Blog 3: Freedom Ride
On July 22nd, I departed the United States. This departure signifies the official beginning of my journey as an expat, a major milestone in my life.
Note: To read “The Harvest” properly, please click hyperlinks like this which will take you to (1) 360-degree photos (2) 360-degree videos, or (3) informative articles that add valuable context. You can use your fingers to scroll through each photo to see the full 360-degree content.
Well, son, I’ll tell you:
Life for me ain’t been no crystal stair.
It’s had tacks in it,
And splinters,
And boards torn up,
And places with no carpet on the floor—
Bare.
But all the time
I’se been a-climbin’ on,
And reachin’ landin’s,
And turnin’ corners,
And sometimes goin’ in the dark
Where there ain’t been no light.
So boy, don’t you turn back.
Don’t you set down on the steps
’Cause you finds it’s kinder hard.
Don’t you fall now—
For I’se still goin’, honey,
I’se still climbin’,
And life for me ain’t been no crystal stair.
- Mother to Son by Langston Hughes
On July 22nd, I departed the United States. This departure signifies the official beginning of my journey as an expat, a major milestone in my life. I’m writing you from Spain, my final destination before relocating to Asia next week. My trip to Spain provided a wonderful change of pace, offering me the perfect opportunity to reflect and write.
I’m now 25 years old, and for the first time in my life, I feel truly wealthy. Many have more money, but that's only one form of wealth. My definition of wealth includes independence (Độc lập), freedom (Tự Do), happiness (Hạnh Phúc), free time, economic security, community, peace of mind, and few obligations. I’m blessed to say I’ve had all of these forms of wealth in abundance over the past four months.

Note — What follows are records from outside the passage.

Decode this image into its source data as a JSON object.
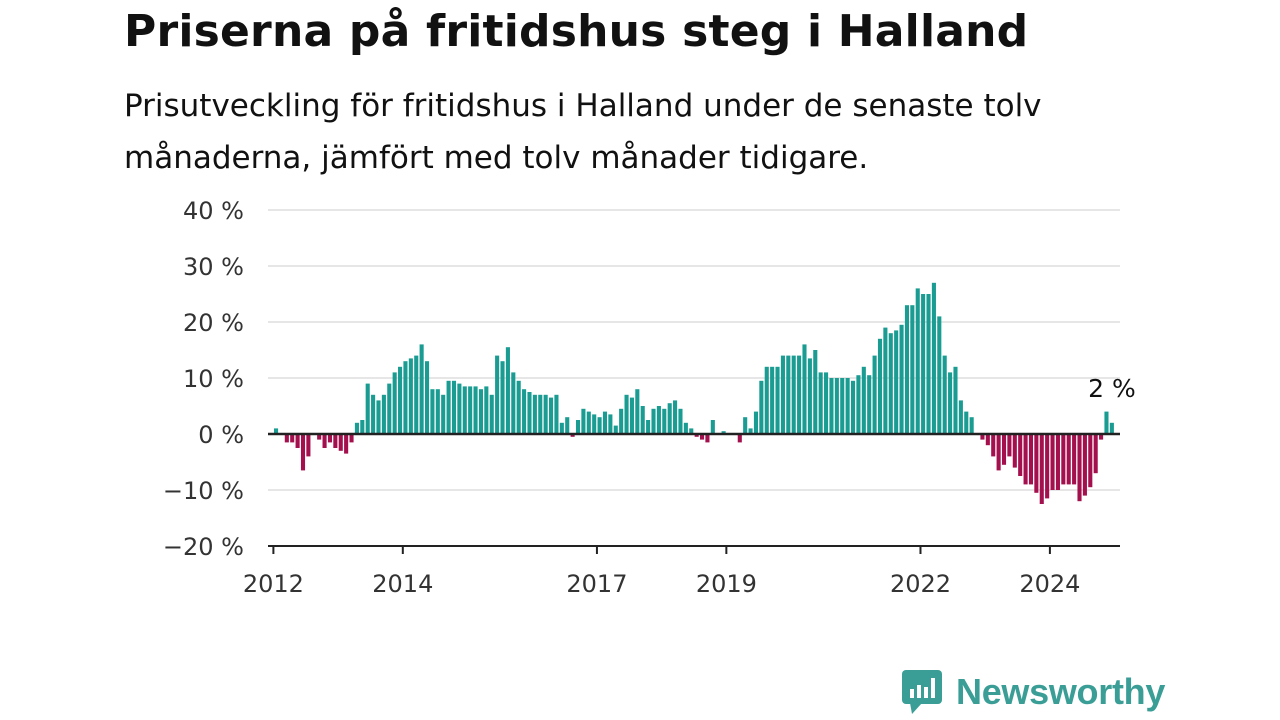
{
  "title": "Priserna på fritidshus steg i Halland",
  "subtitle": "Prisutveckling för fritidshus i Halland under de senaste tolv månaderna, jämfört med tolv månader tidigare.",
  "brand": {
    "name": "Newsworthy",
    "icon": "newsworthy-logo-icon",
    "color": "#3a9e97"
  },
  "colors": {
    "positive": "#1a9c92",
    "negative": "#a3104d",
    "grid": "#dddddd",
    "axis": "#222222"
  },
  "chart_data": {
    "type": "bar",
    "grid": true,
    "ylim": [
      -20,
      40
    ],
    "yticks": [
      -20,
      -10,
      0,
      10,
      20,
      30,
      40
    ],
    "ytick_labels": [
      "−20 %",
      "−10 %",
      "0 %",
      "10 %",
      "20 %",
      "30 %",
      "40 %"
    ],
    "x_start": "2011-12",
    "x_end": "2025-02",
    "xticks": [
      "2012-01",
      "2014-01",
      "2017-01",
      "2019-01",
      "2022-01",
      "2024-01"
    ],
    "xtick_labels": [
      "2012",
      "2014",
      "2017",
      "2019",
      "2022",
      "2024"
    ],
    "annotation": {
      "label": "2 %",
      "x": "2024-12",
      "value": 2
    },
    "series": [
      {
        "start": "2012-01",
        "end": "2024-12",
        "values": [
          1,
          0,
          -1.5,
          -1.5,
          -2.5,
          -6.5,
          -4,
          0,
          -1,
          -2.5,
          -1.5,
          -2.5,
          -3,
          -3.5,
          -1.5,
          2,
          2.5,
          9,
          7,
          6,
          7,
          9,
          11,
          12,
          13,
          13.5,
          14,
          16,
          13,
          8,
          8,
          7,
          9.5,
          9.5,
          9,
          8.5,
          8.5,
          8.5,
          8,
          8.5,
          7,
          14,
          13,
          15.5,
          11,
          9.5,
          8,
          7.5,
          7,
          7,
          7,
          6.5,
          7,
          2,
          3,
          -0.5,
          2.5,
          4.5,
          4,
          3.5,
          3,
          4,
          3.5,
          1.5,
          4.5,
          7,
          6.5,
          8,
          5,
          2.5,
          4.5,
          5,
          4.5,
          5.5,
          6,
          4.5,
          2,
          1,
          -0.5,
          -1,
          -1.5,
          2.5,
          0,
          0.5,
          0,
          0,
          -1.5,
          3,
          1,
          4,
          9.5,
          12,
          12,
          12,
          14,
          14,
          14,
          14,
          16,
          13.5,
          15,
          11,
          11,
          10,
          10,
          10,
          10,
          9.5,
          10.5,
          12,
          10.5,
          14,
          17,
          19,
          18,
          18.5,
          19.5,
          23,
          23,
          26,
          25,
          25,
          27,
          21,
          14,
          11,
          12,
          6,
          4,
          3,
          0,
          -1,
          -2,
          -4,
          -6.5,
          -5.5,
          -4,
          -6,
          -7.5,
          -9,
          -9,
          -10.5,
          -12.5,
          -11.5,
          -10,
          -10,
          -9,
          -9,
          -9,
          -12,
          -11,
          -9.5,
          -7,
          -1,
          4,
          2
        ]
      }
    ]
  }
}
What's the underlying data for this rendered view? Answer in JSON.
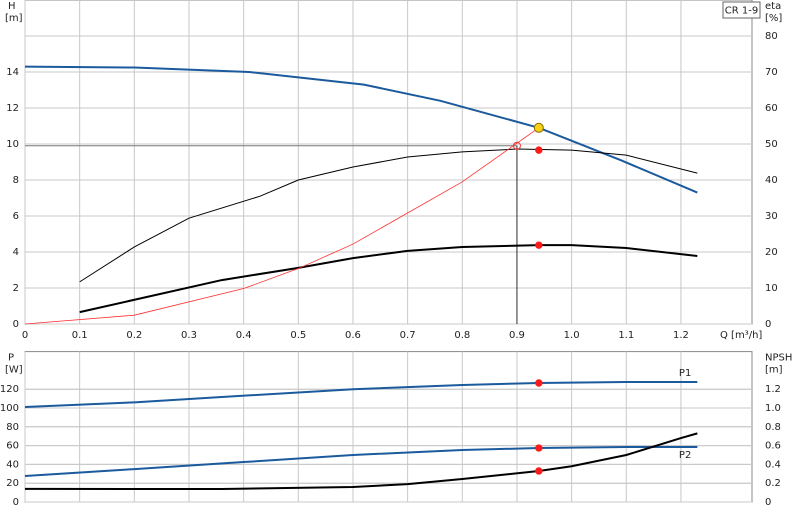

Taking time to realign my life was the best decision I've ever made. My break from work felt like a breath of fresh air. It allowed me to catch up on life, relax, reconnect with friends and family, get inspired, and ultimately rediscover the joy in life.
“Some people die at 25 and aren’t buried until 75” – Ben Franklin
In many ways, I feel like I've died and come back to life. I've grown to enjoy cities I previously hated. I find beauty in birds chirping and train tracks clanking, minutiae I ignored my entire life. This is the most joyful I've ever felt, and I thank my friends and family for making this possible.
The journey here was filled with adversity, but as Fat Joe says, “Tough people last, tough times don’t.” I spent many years as a young professional and child feeling unhappy, angry, and anxious. Many of us experience these growing pains in life and work. Thankfully, the combination of great community, hard work, Stoicism, and Buddhism transformed my outlook on life.
“Don’t hope that events will turn out the way you want, welcome events in whichever way they happen: this is the path to peace.” – Epictetus
Not too long ago, I was much less grounded. I resented many things: being the poor, fatherless kid in a room full of affluent, two-parent households; working for "assholes;" and feeling like things would be better if my skin color were just a few shades lighter. Today, I'm grateful for all of these experiences. Each experience, good and bad, built me into a better version of myself.
The journey I've undertaken for the past four months helped me see this clearly. Since quitting in April, I've stayed with friends and family in San Francisco, Puerto Rico, Boston, Philadelphia, Washington DC, New Jersey, Connecticut, Wassaic, New York City, and Marbella (Spain).
Staying with friends and family kept my expenses low, opened doors to new cultures and experiences, and gave me the perspectives and support I needed to recharge and push forward toward my next life. Leaving the United States on my own terms was liberating, and I wouldn't trade these experiences for the world.
I call my blog "The Harvest," and now, for the first time, it feels like I'm reaping the fruits of the seeds I’ve sown. For the past 15 years, especially the most recent ones on Wall Street, I made countless and sometimes unnecessary sacrifices. Among my friends, I'm notorious for working instead of partying, walking instead of Ubering, and skipping meals I deem overpriced.
My uncle Tony once said, “We don’t have to squeeze every last penny out of life,” and those words resonate more now than ever. I’m beginning to finally find balance, and though the process of finding balance is filled with trial and error, I’m grateful for each step of the process. Amor Fati.